First of all: sorry Chris, Walter .. I did not mean to put
pressure on anyone. It's just that if you're stuck with
something and you have that little needle stinging saying:
maybe you're just too damn stupid for this ... :) So, thanks
a lot for your answers.
As for index time expansion using synonyms: I think this is
not an option for me since it would mean that I have to a)
find all such words that might cause problems and b) find
every variant that might possibly be used by customers. And
then in the end I have to keep all my synonym files
up-to-date. But the main design goal for my search
implementation is little to no maintainance.
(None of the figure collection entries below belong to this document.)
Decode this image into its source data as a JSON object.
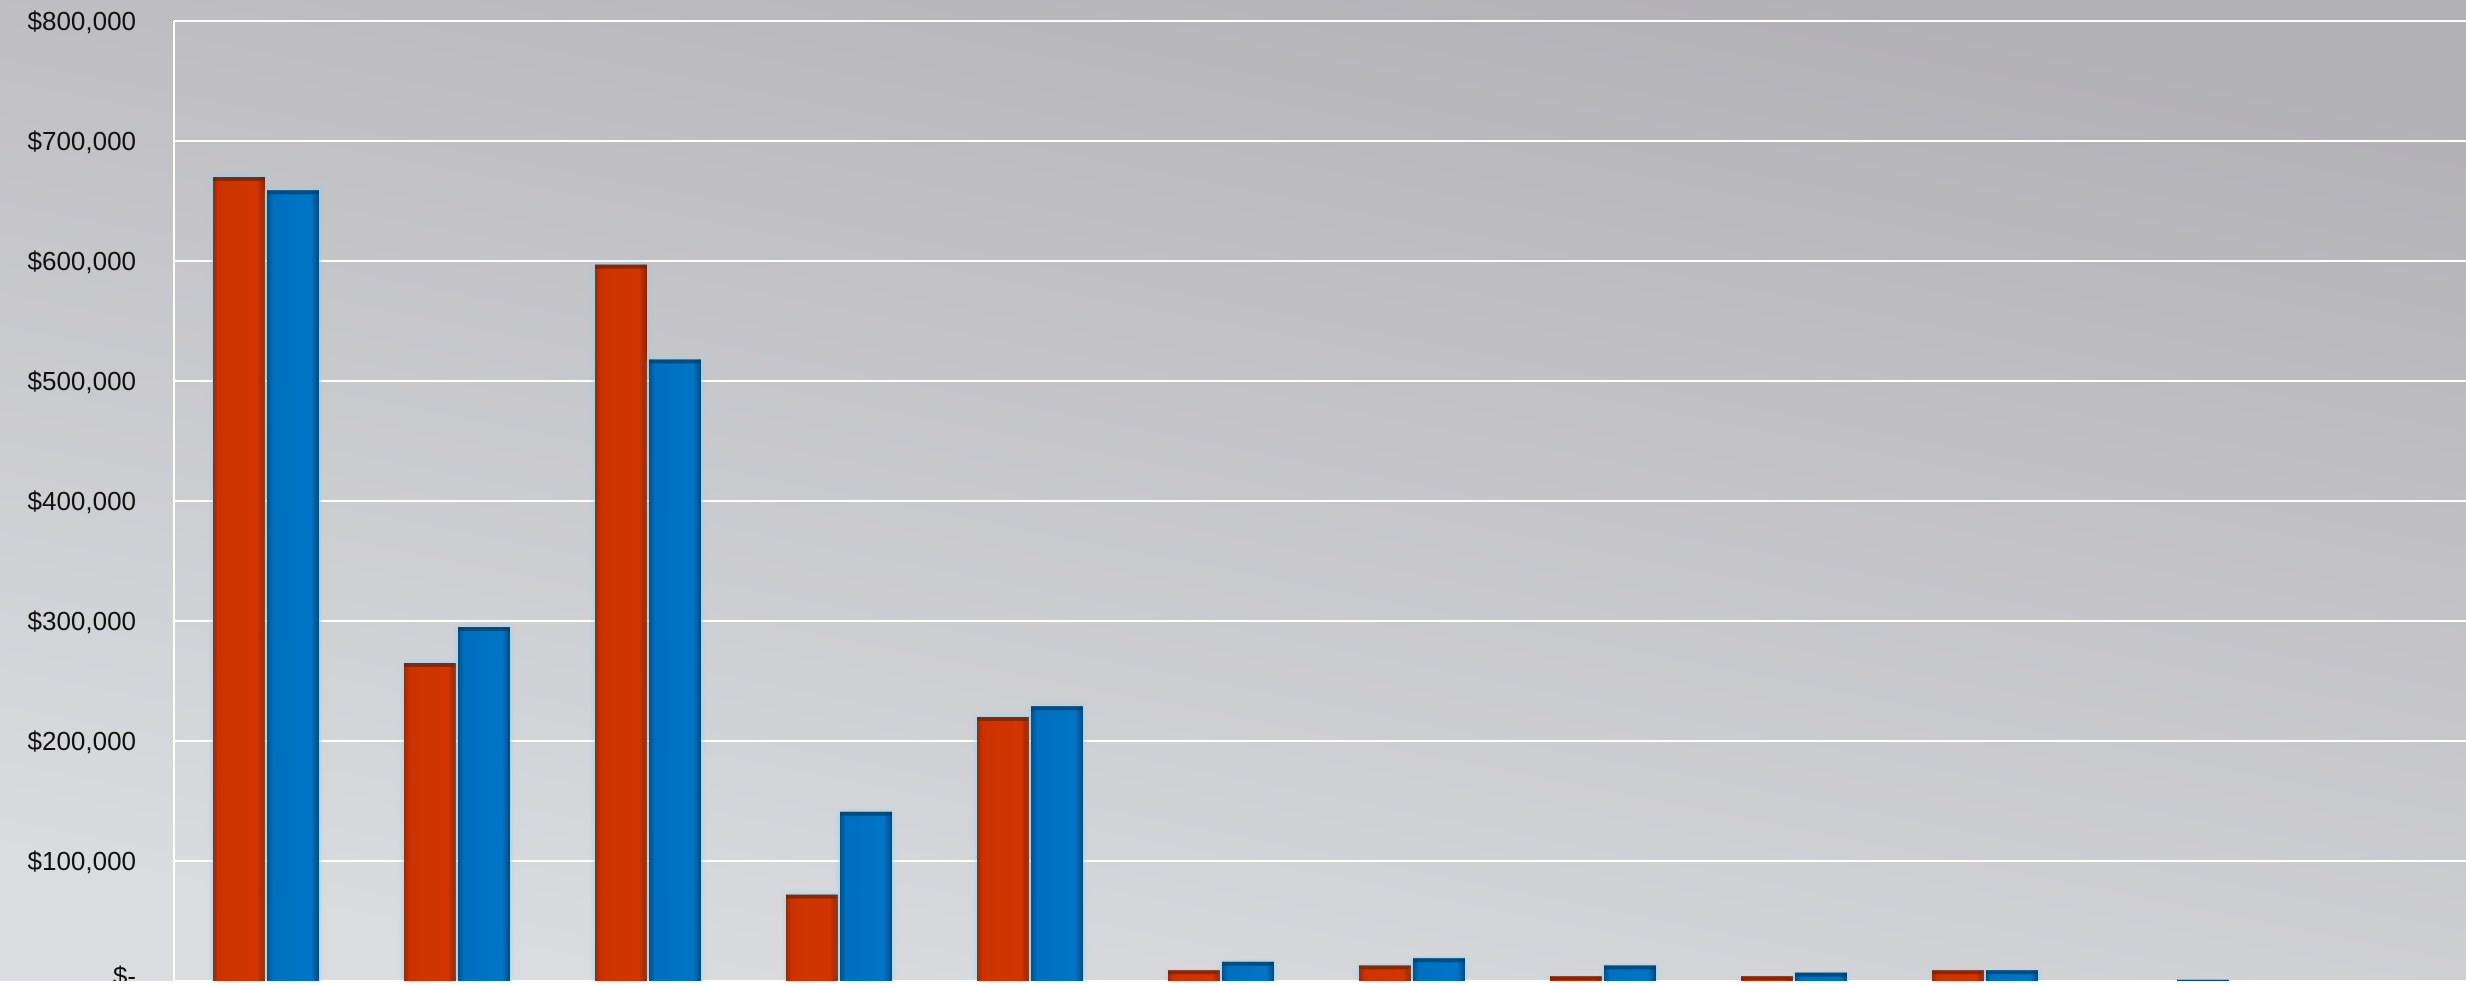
{
  "chart_data": {
    "type": "bar",
    "title": "",
    "xlabel": "",
    "ylabel": "",
    "ylim": [
      0,
      800000
    ],
    "yticks": [
      0,
      100000,
      200000,
      300000,
      400000,
      500000,
      600000,
      700000,
      800000
    ],
    "ytick_labels": [
      "$-",
      "$100,000",
      "$200,000",
      "$300,000",
      "$400,000",
      "$500,000",
      "$600,000",
      "$700,000",
      "$800,000"
    ],
    "grid": true,
    "legend": "none",
    "categories": [
      "",
      "",
      "",
      "",
      "",
      "",
      "",
      "",
      "",
      "",
      "",
      ""
    ],
    "series": [
      {
        "color": "#cc3300",
        "values": [
          670000,
          265000,
          597000,
          72000,
          220000,
          9000,
          13000,
          4000,
          4000,
          9000,
          0,
          0
        ]
      },
      {
        "color": "#0070c0",
        "values": [
          659000,
          295000,
          518000,
          141000,
          229000,
          16000,
          19000,
          13000,
          7000,
          9000,
          1000,
          0
        ]
      }
    ],
    "colors": {
      "background_top": "#b4b3b8",
      "background_bottom": "#d8dade",
      "gridline": "#ffffff",
      "bar_glow": "#7fd6ee",
      "axis_text": "#111111"
    }
  }
}
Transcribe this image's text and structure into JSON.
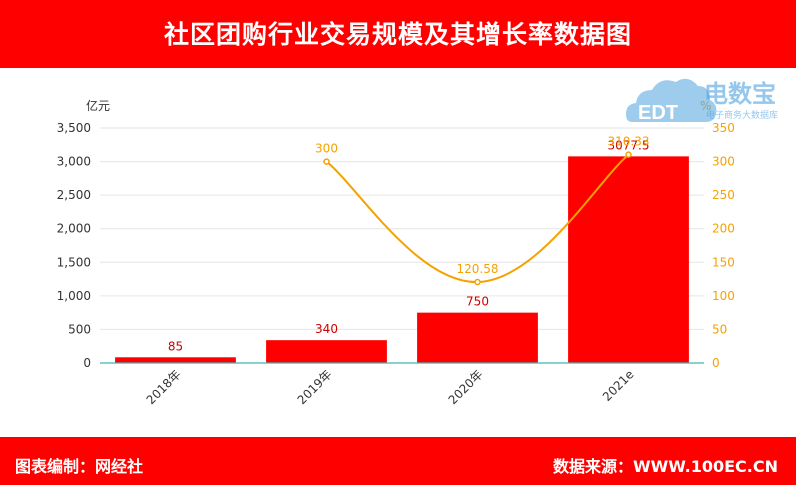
{
  "header": {
    "title": "社区团购行业交易规模及其增长率数据图"
  },
  "footer": {
    "compiled_by": "图表编制：网经社",
    "source": "数据来源：WWW.100EC.CN"
  },
  "watermark": {
    "brand_text": "电数宝",
    "brand_sub": "电子商务大数据库",
    "logo_letters": "EDT"
  },
  "colors": {
    "banner": "#ff0000",
    "bar": "#ff0000",
    "line": "#f5a200",
    "bar_label": "#d00000",
    "line_label": "#f5a200"
  },
  "chart_data": {
    "type": "bar",
    "categories": [
      "2018年",
      "2019年",
      "2020年",
      "2021e"
    ],
    "series": [
      {
        "type": "bar",
        "axis": "left",
        "values": [
          85,
          340,
          750,
          3077.5
        ],
        "labels": [
          "85",
          "340",
          "750",
          "3077.5"
        ]
      },
      {
        "type": "line",
        "axis": "right",
        "values": [
          null,
          300,
          120.58,
          310.33
        ],
        "labels": [
          "",
          "300",
          "120.58",
          "310.33"
        ]
      }
    ],
    "y_left": {
      "unit": "亿元",
      "ylim": [
        0,
        3500
      ],
      "ticks": [
        "0",
        "500",
        "1,000",
        "1,500",
        "2,000",
        "2,500",
        "3,000",
        "3,500"
      ]
    },
    "y_right": {
      "unit": "%",
      "ylim": [
        0,
        350
      ],
      "ticks": [
        "0",
        "50",
        "100",
        "150",
        "200",
        "250",
        "300",
        "350"
      ]
    },
    "grid": true,
    "legend": "none"
  }
}
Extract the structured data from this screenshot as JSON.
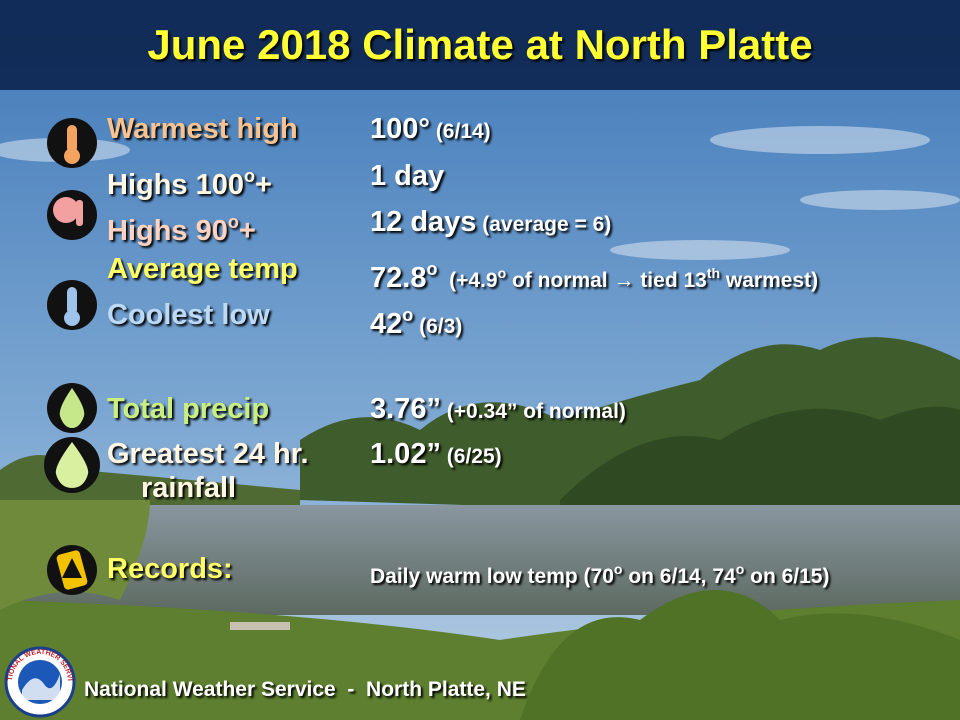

My original assumption for the DisMax Handler was, that it
will just take the original query string and pass it to
every field in its fieldlist using the fields configured
analyzer stack. Maybe in the end add some stuff for the
special options and so ... and then send the query to
lucene. Can you explain why this approach was not choosen?
Thanks
Tobi
Chris Hostetter schrieb:
: Hmmm was my mail so weird or my question so stupid ... or is there simply
: noone with an answer? Not even a hint? :(
patience my freind, i've got a backlog of ~~500 Lucene related messages in
my INBOX, and i was just reading your original email when this reply came
in.
In generally this is a fairly hard problem ... the easiest solution i know
of that works in most cases is to do index time expansion using the
SYnonymFilter, so regardless of wether a document contains "usbcable"
"usb-cable" or "usb cable" all three varients get indexed, and then the
user can search for any of them.
the downside is that it can throw off your tf/idf stats for some terms (if
they apear by themselves, and as part of a compound) and it can result in
false positives for esoteric phrase searches (but that tends to be more of
a theoretical problem then an actual one.
: > But this never happens since with the DisMax Searcher the parser produces a
: > query like this:
: >
: > ((category:blue | name:blue)~0.1 (category:tooth | name:tooth)~0.1)
...
: > to deal with this compound word problem? Is there another query parser that
: > already does the trick?
take a look at the FieldQParserPlugin ... it passes the raw query string
to the analyser of a specified field -- this would let your TokenFilters
see the "stream" of tokens (which isn't possible with the conventional
QueryParser tokenization rules) but it doesn't have any of the
"field/query matric cross product" goodness of dismax -- you'd only be
able to query the one field.
(Hmmm.... i wonder if DisMaxQParser 2.0 could have an option to let you
specify a FieldType whose analyzer was used to tokenize the query string
instead of using the Lucene QueryParser JavaCC tokenization, and *then*
the tokens resulting from that initial analyzer could be passed to the
analyzers of the various qf fields ... hmmm, that might be just crazy
enough to be too crazy to work)
-Hoss